While Hobbs projected optimism about negotiations, some Arizona water leaders laid out a slightly bleaker, albeit hopeful, outlook. Tom Buschatzke, Arizona’s top water negotiator, said he was happy to hear a “willingness” to “continue to negotiate and look for a path forward” from Upper Basin states.
At other junctures during Monday’s meeting, though, he described a reluctance to cut back on water use from those states. During a conversation with reporters, he said that Upper Basin representatives had told him, on multiple occasions, that they would not be able to cut back on water, even in dry years, while the Lower Basin makes reductions.
“We're doing 800,000 or 900,000 acre-feet a year of reductions,” Buschatzke said. "And you're telling me you can't do 50,000? You might not be able to do anything because it's so dry? I just have a hard time wrapping my head around that outcome.”
An acre-foot is the amount of water needed to fill one acre of land to a height of one foot. One acre-foot generally provides enough water for one to two households for a year.
Buschatzke said he does not know exactly what will happen if the states fail to meet the Feb. 14 deadline, but said the federal government would likely give them more time if they were able to agree on the early makings of a deal.
“They are pushing us hard to try to get to a consensus in concept if not a consensus in writing,” he said.
As the stalemate drags on, the drought situation is only getting worse. In the Upper Basin, where most of the river begins as mountain snow, numbers are grim.

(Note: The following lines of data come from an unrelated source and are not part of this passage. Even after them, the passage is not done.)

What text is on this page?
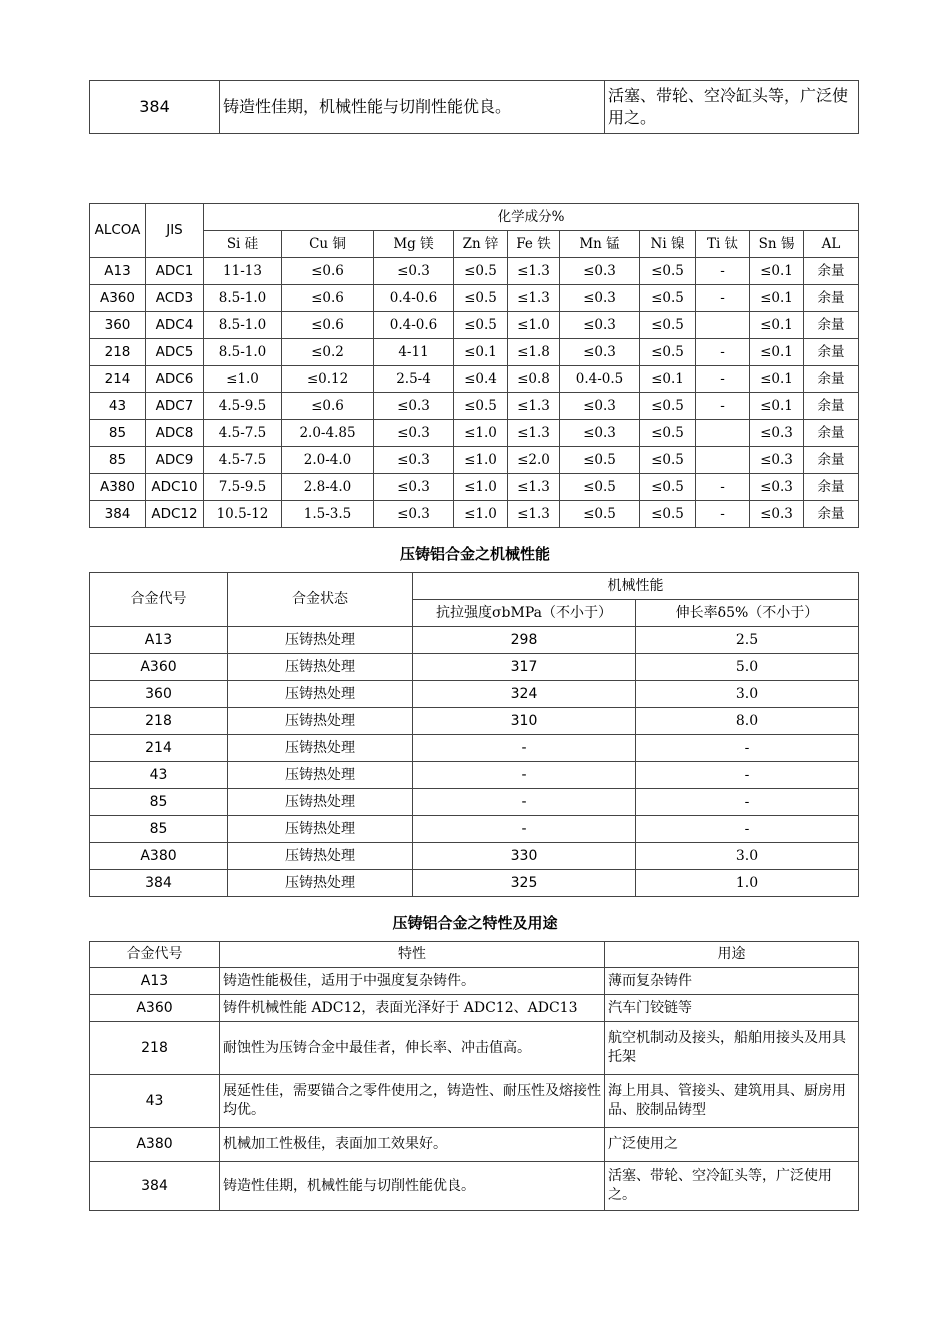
384	铸造性佳期，机械性能与切削性能优良。	活塞、带轮、空冷缸头等，广泛使用之。
ALCOA	JIS	化学成分%									
		Si 硅	Cu 铜	Mg 镁	Zn 锌	Fe 铁	Mn 锰	Ni 镍	Ti 钛	Sn 锡	AL
A13	ADC1	11-13	≤0.6	≤0.3	≤0.5	≤1.3	≤0.3	≤0.5	-	≤0.1	余量
A360	ACD3	8.5-1.0	≤0.6	0.4-0.6	≤0.5	≤1.3	≤0.3	≤0.5	-	≤0.1	余量
360	ADC4	8.5-1.0	≤0.6	0.4-0.6	≤0.5	≤1.0	≤0.3	≤0.5		≤0.1	余量
218	ADC5	8.5-1.0	≤0.2	4-11	≤0.1	≤1.8	≤0.3	≤0.5	-	≤0.1	余量
214	ADC6	≤1.0	≤0.12	2.5-4	≤0.4	≤0.8	0.4-0.5	≤0.1	-	≤0.1	余量
43	ADC7	4.5-9.5	≤0.6	≤0.3	≤0.5	≤1.3	≤0.3	≤0.5	-	≤0.1	余量
85	ADC8	4.5-7.5	2.0-4.85	≤0.3	≤1.0	≤1.3	≤0.3	≤0.5		≤0.3	余量
85	ADC9	4.5-7.5	2.0-4.0	≤0.3	≤1.0	≤2.0	≤0.5	≤0.5		≤0.3	余量
A380	ADC10	7.5-9.5	2.8-4.0	≤0.3	≤1.0	≤1.3	≤0.5	≤0.5	-	≤0.3	余量
384	ADC12	10.5-12	1.5-3.5	≤0.3	≤1.0	≤1.3	≤0.5	≤0.5	-	≤0.3	余量
压铸铝合金之机械性能
合金代号	合金状态	机械性能	
		抗拉强度σbMPa（不小于）	伸长率δ5%（不小于）
A13	压铸热处理	298	2.5
A360	压铸热处理	317	5.0
360	压铸热处理	324	3.0
218	压铸热处理	310	8.0
214	压铸热处理	-	-
43	压铸热处理	-	-
85	压铸热处理	-	-
85	压铸热处理	-	-
A380	压铸热处理	330	3.0
384	压铸热处理	325	1.0
压铸铝合金之特性及用途
合金代号	特性	用途
A13	铸造性能极佳，适用于中强度复杂铸件。	薄而复杂铸件
A360	铸件机械性能 ADC12，表面光泽好于 ADC12、ADC13	汽车门铰链等
218	耐蚀性为压铸合金中最佳者，伸长率、冲击值高。	航空机制动及接头，船舶用接头及用具托架
43	展延性佳，需要锚合之零件使用之，铸造性、耐压性及熔接性均优。	海上用具、管接头、建筑用具、厨房用品、胶制品铸型
A380	机械加工性极佳，表面加工效果好。	广泛使用之
384	铸造性佳期，机械性能与切削性能优良。	活塞、带轮、空冷缸头等，广泛使用之。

Snow totals for early February are the lowest they have ever been since recordkeeping began in 1986.
Barring a big surge in snow later this winter, current conditions are expected to strain major reservoirs this summer. Hobbs and other officials called on the federal government to tap into a strategic reserve of water in Upper Basin reservoirs to help make sure that Lower Basin states receive the amount of water they are legally owed amid the dry times.